Dickputzsysteme bestehen aus mineralischen, in der Regel Leichtputzsystemen, mit Gesamtdicken von ca. 8 - 16 mm. Möglich sind außerdem Beschichtungen mit keramischen Platten oder Riemchen. Bei Riemchenbekleidungen ist die Dämmung werkseitig angeschäumt.

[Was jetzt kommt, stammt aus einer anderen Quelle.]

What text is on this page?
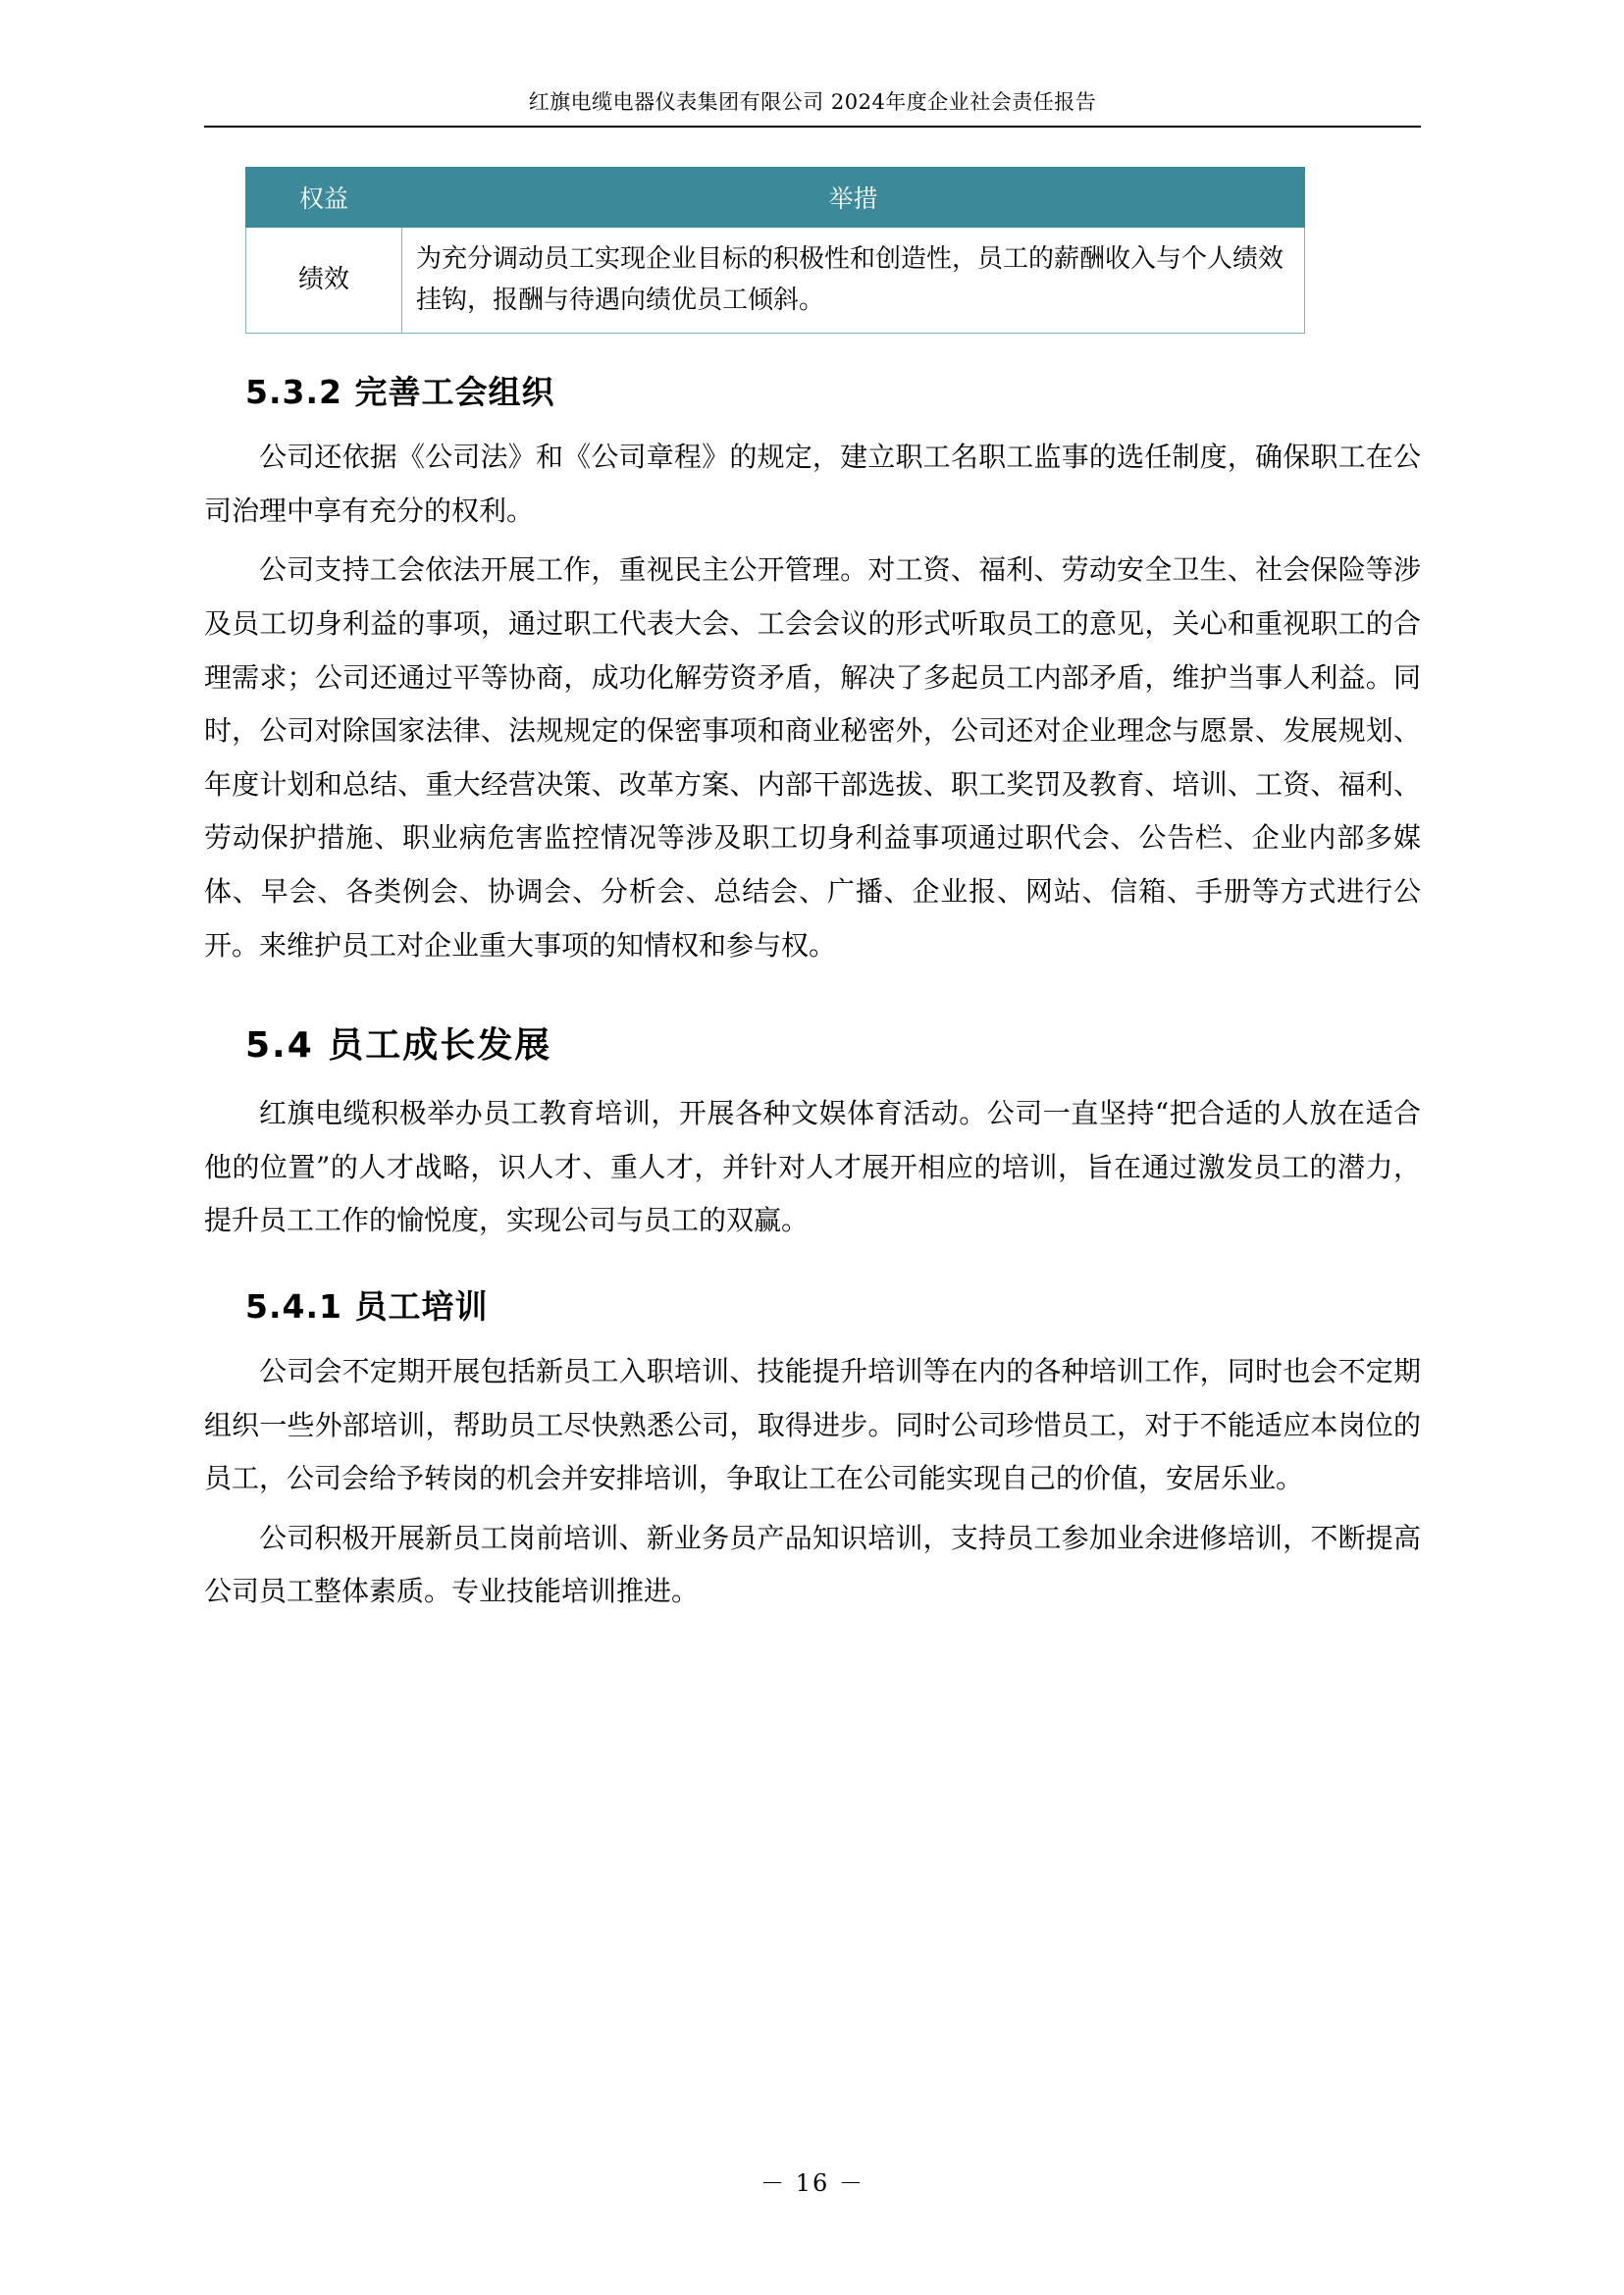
红旗电缆电器仪表集团有限公司 2024年度企业社会责任报告
权益	举措
绩效	为充分调动员工实现企业目标的积极性和创造性，员工的薪酬收入与个人绩效挂钩，报酬与待遇向绩优员工倾斜。
5.3.2 完善工会组织

公司还依据《公司法》和《公司章程》的规定，建立职工名职工监事的选任制度，确保职工在公司治理中享有充分的权利。

公司支持工会依法开展工作，重视民主公开管理。对工资、福利、劳动安全卫生、社会保险等涉及员工切身利益的事项，通过职工代表大会、工会会议的形式听取员工的意见，关心和重视职工的合理需求；公司还通过平等协商，成功化解劳资矛盾，解决了多起员工内部矛盾，维护当事人利益。同时，公司对除国家法律、法规规定的保密事项和商业秘密外，公司还对企业理念与愿景、发展规划、年度计划和总结、重大经营决策、改革方案、内部干部选拔、职工奖罚及教育、培训、工资、福利、劳动保护措施、职业病危害监控情况等涉及职工切身利益事项通过职代会、公告栏、企业内部多媒体、早会、各类例会、协调会、分析会、总结会、广播、企业报、网站、信箱、手册等方式进行公开。来维护员工对企业重大事项的知情权和参与权。

5.4 员工成长发展

红旗电缆积极举办员工教育培训，开展各种文娱体育活动。公司一直坚持“把合适的人放在适合他的位置”的人才战略，识人才、重人才，并针对人才展开相应的培训，旨在通过激发员工的潜力，提升员工工作的愉悦度，实现公司与员工的双赢。

5.4.1 员工培训

公司会不定期开展包括新员工入职培训、技能提升培训等在内的各种培训工作，同时也会不定期组织一些外部培训，帮助员工尽快熟悉公司，取得进步。同时公司珍惜员工，对于不能适应本岗位的员工，公司会给予转岗的机会并安排培训，争取让工在公司能实现自己的价值，安居乐业。

公司积极开展新员工岗前培训、新业务员产品知识培训，支持员工参加业余进修培训，不断提高公司员工整体素质。专业技能培训推进。

－ 16 －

Derzeit wird eine Vielzahl von Systemvarianten angeboten. Diese werden unterschieden nach:- Verankerung an der tragenden Konstruktion
- Gewählter Dämmstoff
- Art der Befestigung
Es gibt vier Arten der Befestigung – verklebt, verklebt und verdübelt, verdübelt und Schienenbefestigung. Dämmmaterial und Beschichtung sind abhängig von der Verankerung. Bei einer Verklebung wird meist Polystyrol (teilflächig 40 %) mit Kunstharzputz, mineralischem Dünn- oder Dickputz; Mineralfaserlamellen (vollflächig 100 %) mit mineralischem Dickputz verwendet. Bei einer Verklebung und zusätzlich einer Verdübelung kommen Polystyrol mit Kunstharzputz, mineralischem Dünn- oder Dickputz sowie keramische Bekleidungen; Mineralfaserplatten Typ WV, WD, DD mit mineralischem Dickputz sowie keramische Bekleidungen zum Einsatz. Nur verdübelt wird Polyurethan mit werkseitig angeschäumten keramischen Bekleidungen. Die Schienenbefestigung erfolgt bei Polystyrol mit Kunstharzputz, mineralischem Dünn- oder Dickputz; Mineralfaserplatten Typ HD mit mineralischem Dickputz.